Six months after the accident Betty became John Alderstone’s happy wife.
On the outbreak of the Great War, Dr Alderstone handed over his practice in Glasgow to a colleague “for the duration of the war”, and is now a surgeon in a London hospital for wounded soldiers.
Betty has no time to be lonely, in her pretty house at Kensington. An important personage by name John Alexander Alderstone, demands all her time and attention.

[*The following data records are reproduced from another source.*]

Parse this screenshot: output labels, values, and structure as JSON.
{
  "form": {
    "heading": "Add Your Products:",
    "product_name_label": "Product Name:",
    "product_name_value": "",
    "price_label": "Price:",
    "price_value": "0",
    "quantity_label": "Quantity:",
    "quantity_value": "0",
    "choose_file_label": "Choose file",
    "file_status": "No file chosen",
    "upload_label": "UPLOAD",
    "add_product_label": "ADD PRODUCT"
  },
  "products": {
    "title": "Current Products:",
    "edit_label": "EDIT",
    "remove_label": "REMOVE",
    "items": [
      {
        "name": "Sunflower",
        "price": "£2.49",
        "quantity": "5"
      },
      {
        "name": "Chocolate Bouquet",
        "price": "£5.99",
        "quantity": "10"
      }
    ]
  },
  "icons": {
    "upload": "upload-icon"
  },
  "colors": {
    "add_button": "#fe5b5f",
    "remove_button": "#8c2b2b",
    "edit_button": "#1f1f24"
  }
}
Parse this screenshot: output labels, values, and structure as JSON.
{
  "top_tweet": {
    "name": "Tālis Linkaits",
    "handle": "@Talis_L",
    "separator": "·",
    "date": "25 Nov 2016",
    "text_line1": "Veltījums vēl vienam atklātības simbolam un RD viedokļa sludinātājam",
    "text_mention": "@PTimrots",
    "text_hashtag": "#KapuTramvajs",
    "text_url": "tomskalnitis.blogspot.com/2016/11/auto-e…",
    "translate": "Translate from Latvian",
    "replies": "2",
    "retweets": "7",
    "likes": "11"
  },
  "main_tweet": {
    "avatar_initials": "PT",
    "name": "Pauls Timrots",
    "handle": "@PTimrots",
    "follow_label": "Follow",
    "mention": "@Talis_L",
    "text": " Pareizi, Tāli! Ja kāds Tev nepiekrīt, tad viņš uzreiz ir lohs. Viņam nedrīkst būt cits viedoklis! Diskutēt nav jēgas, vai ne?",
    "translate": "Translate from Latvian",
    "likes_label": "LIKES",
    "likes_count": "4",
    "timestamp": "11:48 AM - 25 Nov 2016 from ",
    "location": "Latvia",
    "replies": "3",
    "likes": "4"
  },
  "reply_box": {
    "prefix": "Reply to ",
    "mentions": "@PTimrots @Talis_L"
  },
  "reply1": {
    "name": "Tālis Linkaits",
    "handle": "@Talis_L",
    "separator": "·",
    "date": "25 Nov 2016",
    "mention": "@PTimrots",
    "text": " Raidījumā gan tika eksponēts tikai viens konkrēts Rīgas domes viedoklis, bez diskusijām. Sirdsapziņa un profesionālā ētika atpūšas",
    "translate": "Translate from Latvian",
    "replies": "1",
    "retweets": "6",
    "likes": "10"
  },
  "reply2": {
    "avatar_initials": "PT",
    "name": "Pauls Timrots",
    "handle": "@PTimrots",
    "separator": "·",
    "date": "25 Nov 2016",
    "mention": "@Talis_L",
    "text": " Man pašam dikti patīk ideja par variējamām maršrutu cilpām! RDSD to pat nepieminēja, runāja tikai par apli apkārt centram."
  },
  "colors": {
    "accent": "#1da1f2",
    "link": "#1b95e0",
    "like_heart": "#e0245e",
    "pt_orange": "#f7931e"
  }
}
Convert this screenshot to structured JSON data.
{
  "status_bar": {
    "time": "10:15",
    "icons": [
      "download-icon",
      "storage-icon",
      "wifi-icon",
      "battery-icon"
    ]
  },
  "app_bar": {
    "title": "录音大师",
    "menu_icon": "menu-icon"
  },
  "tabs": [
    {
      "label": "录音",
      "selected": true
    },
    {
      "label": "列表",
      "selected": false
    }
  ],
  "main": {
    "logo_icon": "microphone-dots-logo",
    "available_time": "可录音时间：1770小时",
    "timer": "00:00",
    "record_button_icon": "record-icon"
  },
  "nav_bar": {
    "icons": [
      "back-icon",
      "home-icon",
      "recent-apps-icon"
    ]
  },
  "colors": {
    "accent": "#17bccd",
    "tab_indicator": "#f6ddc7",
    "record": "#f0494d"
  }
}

“Fancy, Jack!” exclaimed Mrs Alderstone one afternoon when her husband was off duty, and enjoying a cup of tea with his pretty wife. “Teddy has got orders for the front, and Marjory and he are having a war wedding!”
“Here’s happiness to them both!” said Jack as he drained his cup. But there’s only one perfect wife in the world, and she’s mine!”
Betty held up the son and heirm as she dimpled adorably.
“Kiss dadda!” she commanded.
The golden-haired baby laughed gleefully, as the doctor drew mother and child into his fond embrace.